Tausch-Bar, E-Wast-Race und Second-Hand-Basar
Seit dem Schuljahr 2024/25 beschäftigt sich ein sechsköpfiges Team an der Gesamtschule mit dem Thema Nachhaltigkeit und damit, wie entsprechende Themen in den Schulalltag einfließen können. Unter dem Motto „Mission Nachhaltigkeit“ entstanden dabei mehrere Projekte: Bei einer Tausch-Bar können Schülerinnen und Schüler Dinge abgeben, die sie nicht mehr brauchen. Beim E-Wast-Race sammelten die Sechstklässler mehr als 1.000 ausrangierte Elektrokleingeräte zum Recyceln, bei einem Second-Hand-Basar für Abschlusskleider fanden mehr als 100 festliche Kleidungsstücke eine neue Besitzerin. Auch beim Wettbewerb „Jugend debattiert“ standen zukunftskritische Themen im Mittelpunkt.
„Auf die anstehende Auszeichnung als Schule der Zukunft sind wir schon stolz“, sagt Karolina Demandt, an der Gesamtschule federführend zuständig für Bildung für nachhaltige Entwicklung (BNE). Nachhaltigkeit sei mehr als ein Unterrichtsthema, sondern „ein Herzstück unseres Schulprofils“. Wichtig sei, dass Schule nachhaltiges Handeln verinnerliche, so Demandt. Die Schülerinnen und Schüler seien dabei aktiv eingebunden: „Die haben wirklich tolle Ideen.“
Neue Klimakoffer für das laufende Schuljahr
Im gerade gestarteten Schuljahr können die Schülerinnen und Schüler zusätzlich zum Thema Klima experimentieren. Dank einer Spende stehen jetzt sechs Klimakoffer und sechs Wärmebildkameras bereit, mit denen komplexe Zusammenhänge des Klimawandels anschaulich vermittelt werden sollen. Die Ausstattung im Wert von rund 4.500 Euro stammt von einer gemeinsamen Spende der Volksbank Rhede sowie der Unternehmen Spaleck, Bresser und Herding.

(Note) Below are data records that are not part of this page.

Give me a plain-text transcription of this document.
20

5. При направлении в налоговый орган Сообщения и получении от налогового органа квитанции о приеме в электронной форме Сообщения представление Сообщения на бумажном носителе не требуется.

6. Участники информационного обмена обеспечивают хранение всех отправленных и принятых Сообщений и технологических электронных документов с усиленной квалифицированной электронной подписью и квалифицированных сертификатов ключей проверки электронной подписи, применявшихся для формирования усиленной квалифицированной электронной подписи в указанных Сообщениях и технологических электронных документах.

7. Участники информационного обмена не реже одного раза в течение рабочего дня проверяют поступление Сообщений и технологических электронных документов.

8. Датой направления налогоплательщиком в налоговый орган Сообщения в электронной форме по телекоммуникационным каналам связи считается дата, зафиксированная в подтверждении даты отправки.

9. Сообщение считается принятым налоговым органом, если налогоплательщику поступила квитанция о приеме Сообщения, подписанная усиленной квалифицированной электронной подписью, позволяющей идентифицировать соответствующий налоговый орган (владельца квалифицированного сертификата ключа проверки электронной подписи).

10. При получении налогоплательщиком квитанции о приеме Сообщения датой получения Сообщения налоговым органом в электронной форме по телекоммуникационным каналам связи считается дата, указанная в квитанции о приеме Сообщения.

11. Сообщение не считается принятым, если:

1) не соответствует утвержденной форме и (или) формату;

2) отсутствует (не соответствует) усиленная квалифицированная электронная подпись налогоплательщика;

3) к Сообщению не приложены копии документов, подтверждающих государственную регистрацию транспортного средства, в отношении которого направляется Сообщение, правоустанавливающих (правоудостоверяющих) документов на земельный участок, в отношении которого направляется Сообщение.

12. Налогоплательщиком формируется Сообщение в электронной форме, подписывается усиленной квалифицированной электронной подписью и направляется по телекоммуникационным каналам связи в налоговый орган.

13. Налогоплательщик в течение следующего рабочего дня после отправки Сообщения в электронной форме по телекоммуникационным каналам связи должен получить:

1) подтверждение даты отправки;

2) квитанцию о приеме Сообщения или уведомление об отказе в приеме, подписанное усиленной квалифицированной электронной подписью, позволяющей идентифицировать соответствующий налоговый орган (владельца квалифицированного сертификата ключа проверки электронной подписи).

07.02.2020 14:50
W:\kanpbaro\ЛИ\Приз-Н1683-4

„Die Klimakoffer eröffnen uns als Lehrkräften ganz neue Möglichkeiten, den Klimawandel nicht nur theoretisch zu behandeln, sondern für die Schülerinnen und Schüler konkret erfahrbar zu machen“, sagt Demandt. Naturwissenschaftliche Phänomene wie der Treibhauseffekt oder Veränderungen in der Atmosphäre lassen sich damit praxisnah untersuchen. Die Koffer sind fachübergreifend und in verschiedenen Jahrgangsstufen einsetzbar, sodass langfristig viele Lerngruppen davon profitieren können.